Sample Quid pro quo cases from the U.S. demonstrate the dynamics of this type of sexual harassment.

(2) A hostile work environment is one in which unwelcome conduct of a sexual nature creates an uncomfortable work environment for some employees.  Examples of this conduct include sexually explicit talk, sexually provocative photographs, foul or hostile language or inappropriate touching.

Sample hostile work environment cases from the U.S. demonstrate the dynamics of this type of sexual harassment.

Who is an Harasser & Who may be Harassed?

It is commonly thought that workplace sexual harassment is limited to interactions between male bosses and a female subordinates.  This is not true.  In fact, sexual harassment can occur between any co-workers, including the following:

·        peer to peer harassment;

·        subordinate harassment of a supervisor;

·        men can be sexually harassed by women;

·        same sex harassment – men can harass men; women can harass women;

·        third party harassment; and

·        offenders can be supervisors, co-workers, or non-employees, such as customers, vendors, and suppliers.

Another common perception is that the person who is the recipient of the behavior is the victim of the sexual harassment.  In fact, anyone who is affected by the offensive conduct, whether they were the intended “target” or not, is a victim of sexual harassment.  The U.S. Equal Employment Opportunities Commission (EEOC) states, ''the victim does not have to be the person harassed but could be anyone affected by the offensive conduct."

  Likewise, there is no “typical harassed woman.”  Women of all ages, backgrounds, races and experience and in every work environment experience sexual harassment.

Is Sexual Harassment about Sex or Power?

According to a 1992 study conducted by the International Labor Organization (ILO), ”Sexual harassment is inextricably linked with power and takes place in societies which often treat women as sex objects and second-class citizens.”

Catharine MacKinnon, one of the foremost writers on the topic, describes sexual harassment as an “explosive combining of unacceptable sexual behavior and the abuse of power.”  A particular incident of harassment may or may not include any explicitly sexual behavior, but it always involves some form of abuse of power.

For example, when a harasser sabotages a woman’s work, he is not engaging in any kind of romantic sexual action.  He is engaging in aggression.  This situation is no different from that of the street harasser who comments on a woman’s body as she walks by, the coworker who won’t stop touching her or the landlord who won’t repair the sink because she hasn’t been “nice enough” to him.  While not one of these actions is “sexual” in an affectionate or friendly sense, all are forms of sexual harassment.

It is very important to closely examine the “sexual” aspect of sexual harassment, because sexuality is often used as a justification for this social practice.  Confusion about the difference between sexual invitation and sexual harassment is common. 

Many men and women around the world believe that sexual harassment is a practice based on simple sexual attraction.  It is often seen as an expression of male interest and a form of flattering sexual attention for women – a sometimes vulgar but essentially harmless romantic game, well within the range of normal, acceptable behavior between men and women.

However, the difference between invitation and harassment is the use of power.
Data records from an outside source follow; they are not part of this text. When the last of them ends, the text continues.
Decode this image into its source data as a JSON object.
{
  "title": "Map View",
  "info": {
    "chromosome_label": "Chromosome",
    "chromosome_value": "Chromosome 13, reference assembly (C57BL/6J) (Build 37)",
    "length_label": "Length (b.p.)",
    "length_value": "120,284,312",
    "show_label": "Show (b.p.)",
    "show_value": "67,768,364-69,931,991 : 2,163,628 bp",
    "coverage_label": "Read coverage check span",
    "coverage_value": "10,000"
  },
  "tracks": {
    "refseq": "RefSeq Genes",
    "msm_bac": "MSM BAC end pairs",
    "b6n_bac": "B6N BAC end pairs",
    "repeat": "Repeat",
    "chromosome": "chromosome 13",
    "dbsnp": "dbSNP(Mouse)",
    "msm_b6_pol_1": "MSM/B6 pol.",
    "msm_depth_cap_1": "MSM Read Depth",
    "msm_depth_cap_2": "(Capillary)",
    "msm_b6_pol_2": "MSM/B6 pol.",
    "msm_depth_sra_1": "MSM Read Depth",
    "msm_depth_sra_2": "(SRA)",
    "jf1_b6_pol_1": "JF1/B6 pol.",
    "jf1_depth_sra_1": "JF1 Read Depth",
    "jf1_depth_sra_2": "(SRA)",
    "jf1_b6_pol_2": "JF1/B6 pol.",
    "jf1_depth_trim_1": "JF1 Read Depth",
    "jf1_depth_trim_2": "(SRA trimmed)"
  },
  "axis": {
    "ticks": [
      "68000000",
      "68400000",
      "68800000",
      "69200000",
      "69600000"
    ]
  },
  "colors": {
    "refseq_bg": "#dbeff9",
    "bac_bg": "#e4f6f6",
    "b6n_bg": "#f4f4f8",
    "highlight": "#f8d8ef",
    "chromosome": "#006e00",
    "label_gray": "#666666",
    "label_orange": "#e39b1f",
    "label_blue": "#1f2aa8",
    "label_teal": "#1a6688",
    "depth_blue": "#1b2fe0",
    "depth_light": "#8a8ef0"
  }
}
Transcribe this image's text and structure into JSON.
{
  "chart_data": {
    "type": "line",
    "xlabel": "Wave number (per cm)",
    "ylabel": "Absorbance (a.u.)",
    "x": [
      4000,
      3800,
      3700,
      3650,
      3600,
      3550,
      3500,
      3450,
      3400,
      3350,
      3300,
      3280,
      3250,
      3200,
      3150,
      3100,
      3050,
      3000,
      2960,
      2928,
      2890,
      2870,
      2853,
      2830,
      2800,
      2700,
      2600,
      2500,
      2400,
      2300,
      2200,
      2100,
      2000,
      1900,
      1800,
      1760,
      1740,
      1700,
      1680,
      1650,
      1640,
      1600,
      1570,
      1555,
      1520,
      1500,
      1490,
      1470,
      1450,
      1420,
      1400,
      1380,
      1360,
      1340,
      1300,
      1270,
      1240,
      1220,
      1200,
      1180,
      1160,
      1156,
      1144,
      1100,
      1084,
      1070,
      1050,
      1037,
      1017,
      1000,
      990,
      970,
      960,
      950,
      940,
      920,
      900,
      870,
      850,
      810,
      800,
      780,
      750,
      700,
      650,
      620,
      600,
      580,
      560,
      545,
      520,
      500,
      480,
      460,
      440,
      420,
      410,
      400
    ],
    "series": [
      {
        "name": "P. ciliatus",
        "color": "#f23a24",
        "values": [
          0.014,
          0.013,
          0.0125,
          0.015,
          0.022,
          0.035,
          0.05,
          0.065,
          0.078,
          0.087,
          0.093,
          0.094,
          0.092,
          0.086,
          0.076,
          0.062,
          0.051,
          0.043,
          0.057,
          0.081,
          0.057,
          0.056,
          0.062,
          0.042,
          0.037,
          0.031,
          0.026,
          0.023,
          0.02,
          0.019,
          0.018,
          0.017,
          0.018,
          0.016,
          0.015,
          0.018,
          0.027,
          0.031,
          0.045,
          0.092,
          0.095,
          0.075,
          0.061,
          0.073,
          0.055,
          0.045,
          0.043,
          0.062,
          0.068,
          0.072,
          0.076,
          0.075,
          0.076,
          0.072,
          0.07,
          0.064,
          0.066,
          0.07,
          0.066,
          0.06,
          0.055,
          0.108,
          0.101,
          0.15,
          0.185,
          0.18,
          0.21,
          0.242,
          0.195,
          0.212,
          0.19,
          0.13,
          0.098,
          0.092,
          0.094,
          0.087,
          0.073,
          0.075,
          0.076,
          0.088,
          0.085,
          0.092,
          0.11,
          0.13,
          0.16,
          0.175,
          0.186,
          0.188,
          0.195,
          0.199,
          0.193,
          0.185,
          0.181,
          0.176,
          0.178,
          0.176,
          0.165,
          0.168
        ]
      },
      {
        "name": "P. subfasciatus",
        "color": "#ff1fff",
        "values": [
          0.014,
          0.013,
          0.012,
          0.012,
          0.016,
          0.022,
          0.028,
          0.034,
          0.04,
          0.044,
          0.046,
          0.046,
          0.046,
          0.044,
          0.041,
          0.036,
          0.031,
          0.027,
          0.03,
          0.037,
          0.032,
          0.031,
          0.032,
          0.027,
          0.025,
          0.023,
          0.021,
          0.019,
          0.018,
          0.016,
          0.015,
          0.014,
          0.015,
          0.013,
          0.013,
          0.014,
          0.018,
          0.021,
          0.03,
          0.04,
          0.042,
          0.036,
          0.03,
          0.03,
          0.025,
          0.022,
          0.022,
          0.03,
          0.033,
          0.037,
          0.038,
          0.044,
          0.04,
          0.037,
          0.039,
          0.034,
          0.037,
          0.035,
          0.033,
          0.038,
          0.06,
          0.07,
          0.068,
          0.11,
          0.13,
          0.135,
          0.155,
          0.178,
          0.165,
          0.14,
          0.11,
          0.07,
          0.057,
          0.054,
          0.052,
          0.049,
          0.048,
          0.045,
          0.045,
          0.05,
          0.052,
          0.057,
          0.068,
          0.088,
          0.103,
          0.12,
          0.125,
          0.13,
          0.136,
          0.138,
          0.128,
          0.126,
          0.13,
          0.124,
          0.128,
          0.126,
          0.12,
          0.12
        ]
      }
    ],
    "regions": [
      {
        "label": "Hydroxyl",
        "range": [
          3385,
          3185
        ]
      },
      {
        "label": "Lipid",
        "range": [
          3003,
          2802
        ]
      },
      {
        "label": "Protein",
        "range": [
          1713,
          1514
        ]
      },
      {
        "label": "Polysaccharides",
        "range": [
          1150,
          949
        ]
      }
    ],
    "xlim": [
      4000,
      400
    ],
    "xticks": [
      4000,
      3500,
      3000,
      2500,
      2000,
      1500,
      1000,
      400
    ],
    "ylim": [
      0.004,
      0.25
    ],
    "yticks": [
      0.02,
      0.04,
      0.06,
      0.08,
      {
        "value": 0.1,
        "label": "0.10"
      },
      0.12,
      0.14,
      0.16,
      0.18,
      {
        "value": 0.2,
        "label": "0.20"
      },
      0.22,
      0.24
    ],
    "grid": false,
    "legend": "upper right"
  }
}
Harassment is not a form of courtship and it is not meant to appeal to women.  It is designed to coerce women, not to attract them.  When the recipient of sexual harassment has no choice in the encounter, or has reason to fear the repercussions if she declines, the interaction has moved out of the realm of invitation and courtship into the arena of intimidation and aggression.

Confusion about the dynamics of sexuality and power in sexual harassment prevents women from reacting to harassers with strong, effective countermeasures.

Adapted from Back Off! How to Confront and Stop Sexual Harassment and Harassers by Martha Langelan.